Since the 1960s, Organisation for Economic Cooperation and Development (OECD) countries have learnt from each other on macroeconomics, trade and social policies. India could well be on its way to join the OECD eventually and is no doubt learning from these countries already. But in health, there is a closer neighbour—Thailand—with some success stories worth examining.
Thailand’s demographic and economic similarity to India makes this sort of comparison relevant. Health expenditures as a share of GDP (gross domestic product) are similar—4.4% for Thailand and 4.1% for India. However, outcomes vary widely: In Thailand, the under 5 years’ age mortality is 12.3 per 1,000 live births; maternal mortality, 20 per 100,000 live births. By contrast, the numbers in India are higher by multiples: 47.7 and 174.
In the early part of this century, with strong macroeconomic growth in Thailand, the Thai government launched a universal health coverage (UHC) scheme for the informal sector covering 70% of Thailand’s 70 million people. But this UHC push was wisely matched by structural reforms, which may explain a big part of the huge gaps in expenditures and outcomes between the two nations.
The Thais initiated a purchaser-provider split, with a new quasi-independent purchasing that paid on the basis of services and performance and not inputs like beds and staff, as is the case in India. If doctors and nurses did not perform, they were not paid. Literally overnight, line-item budgets were pooled and managed by a contractual relationship with the provider. Incentives were built into these contracts for efficiency and equity through models such as age-adjusted capitation and per admission payments adjusted for diagnosis. These mechanisms add up to “strategic purchasing” for healthcare services, which placed Thailand on a level seen in Western Europe. Both public and private providers were brought into the system, though private providers remain at a relatively low level of around 25%.
The Thai government brought new revenue into the system with a cigarette tax, which improved health, cut demand, and expanded funding space. The new money was used in part for health promotion and disease prevention programmes—from HIV to diabetes to hypertension. They developed incentives and administrative dictates to redistribute providers to serve in remote areas for some minimum tenure, often tapping those fresh out of medical school.
The benefit package for all Thai citizens has been comprehensive. Perhaps more importantly, quality of care became a national priority through an independent accreditation body that developed a three-step system of quality improvement. The government established a world-class technology assessment process to bring in the new and cost-effective, while eliminating obsolete and unsafe drugs, devices and procedures. Thailand’s Quality and Outcomes Framework (QOF), used to measure the quality of health services, offers immense learning opportunities for India.

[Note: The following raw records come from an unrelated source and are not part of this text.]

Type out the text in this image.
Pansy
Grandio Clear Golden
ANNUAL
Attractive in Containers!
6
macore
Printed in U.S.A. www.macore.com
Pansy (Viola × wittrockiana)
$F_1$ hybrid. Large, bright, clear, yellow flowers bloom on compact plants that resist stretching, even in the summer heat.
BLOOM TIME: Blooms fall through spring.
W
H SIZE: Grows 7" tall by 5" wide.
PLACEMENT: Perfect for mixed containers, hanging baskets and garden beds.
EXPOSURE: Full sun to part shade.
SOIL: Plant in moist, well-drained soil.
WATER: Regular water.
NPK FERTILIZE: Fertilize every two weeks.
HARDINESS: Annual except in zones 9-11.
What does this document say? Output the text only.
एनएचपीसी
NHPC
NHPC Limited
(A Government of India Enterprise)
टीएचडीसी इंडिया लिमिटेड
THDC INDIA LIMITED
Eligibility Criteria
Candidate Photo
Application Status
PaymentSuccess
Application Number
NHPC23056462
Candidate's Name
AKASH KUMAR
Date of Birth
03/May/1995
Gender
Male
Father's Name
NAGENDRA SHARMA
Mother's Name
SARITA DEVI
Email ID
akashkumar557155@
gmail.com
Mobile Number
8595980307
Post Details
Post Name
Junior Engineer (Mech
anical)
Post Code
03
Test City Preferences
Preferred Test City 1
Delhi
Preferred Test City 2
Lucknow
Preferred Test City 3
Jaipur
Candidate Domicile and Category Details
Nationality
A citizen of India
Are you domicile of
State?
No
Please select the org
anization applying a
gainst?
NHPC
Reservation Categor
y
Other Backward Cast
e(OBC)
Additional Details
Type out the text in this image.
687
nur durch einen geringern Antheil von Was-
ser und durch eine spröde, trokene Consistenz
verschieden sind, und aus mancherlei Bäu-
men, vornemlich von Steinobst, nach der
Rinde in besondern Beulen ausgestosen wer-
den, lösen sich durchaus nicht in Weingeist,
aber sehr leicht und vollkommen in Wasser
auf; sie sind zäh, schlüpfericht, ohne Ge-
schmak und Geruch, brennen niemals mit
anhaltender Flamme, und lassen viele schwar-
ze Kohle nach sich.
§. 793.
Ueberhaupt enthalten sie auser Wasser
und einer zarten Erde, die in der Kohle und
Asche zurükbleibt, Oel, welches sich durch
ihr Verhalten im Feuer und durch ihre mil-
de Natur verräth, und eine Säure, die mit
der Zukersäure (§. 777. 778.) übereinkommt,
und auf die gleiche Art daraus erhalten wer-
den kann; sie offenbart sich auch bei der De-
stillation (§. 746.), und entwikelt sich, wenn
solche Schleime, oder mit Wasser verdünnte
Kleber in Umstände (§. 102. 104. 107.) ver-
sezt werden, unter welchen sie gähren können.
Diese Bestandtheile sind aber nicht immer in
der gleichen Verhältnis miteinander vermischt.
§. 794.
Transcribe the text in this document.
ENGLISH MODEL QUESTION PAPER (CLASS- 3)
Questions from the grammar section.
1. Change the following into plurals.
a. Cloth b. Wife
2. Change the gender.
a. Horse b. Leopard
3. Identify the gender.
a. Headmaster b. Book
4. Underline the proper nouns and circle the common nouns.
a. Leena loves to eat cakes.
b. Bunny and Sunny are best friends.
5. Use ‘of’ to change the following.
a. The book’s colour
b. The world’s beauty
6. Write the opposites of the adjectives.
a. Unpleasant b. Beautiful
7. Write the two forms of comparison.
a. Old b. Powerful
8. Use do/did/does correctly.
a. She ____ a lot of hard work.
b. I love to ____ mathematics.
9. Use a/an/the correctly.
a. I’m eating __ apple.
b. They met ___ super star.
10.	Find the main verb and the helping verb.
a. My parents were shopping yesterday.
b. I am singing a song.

The Thai government also decided rather early on to invest heavily in information technology focused at the central level to provide mobility and convenience to citizens, easy monitoring of the overall fiscal performance of the health sector, as well as to facilitate the gleaning of information from health claims to calculate quality and utilization measures. Most district hospitals run their own hospital management systems, which are connected to linked primary care units (PCUs). PCUs use an online supply management system with automated reordering to ensure they are always well-stocked.
Thailand has leveraged technology extensively. Its national civil registration database forms the backbone of all health schemes in the country, ensuring that a beneficiary cannot enrol in two schemes at the same time—something India could well learn from as Aadhaar becomes pervasive and as we approach the launch of the National Health Protection Scheme (NHPS). The Thai universal coverage authority’s IT management has been pivotal in the development of Thailand’s health systems. It has progressed steadily on this front by formulating three-year master plans for its IT vision, leveraging a four-level enterprise architecture model effectively. The system, in its current form, has evolved as a consequence of the integration of smaller, functional applications
and processes close to eight
million in-patient transactions and more than 160 million out-patient transactions every year.
The Thai health sector still faces substantial challenges. The distribution of providers across urban and rural areas remains inequitable. Most records are still maintained in paper form, some as electronic medical records (EMRs), but not shareable across facilities. Further, the EMRs are not stored on the national ID smart cards, which would have made the ID a coverage verification tool.
Taking a cue from its neighbour, India needs to improve prepayment and strategic purchasing, expand the health care provider network in rural areas, and also stimulate digitization. An Aadhaar-enabled NHPS, with a robust information and communications technology platform to support it, could mark the beginning of effective universal health coverage for India. However, an integrated health information system can only be arrived at if the appropriate standards for data exchange, a unified data model and a constricted description of IT infrastructure are put in place.
Jack Langenbrunner and Rahul Mullick are senior program officers, the India country office of the Bill & Melinda Gates Foundation.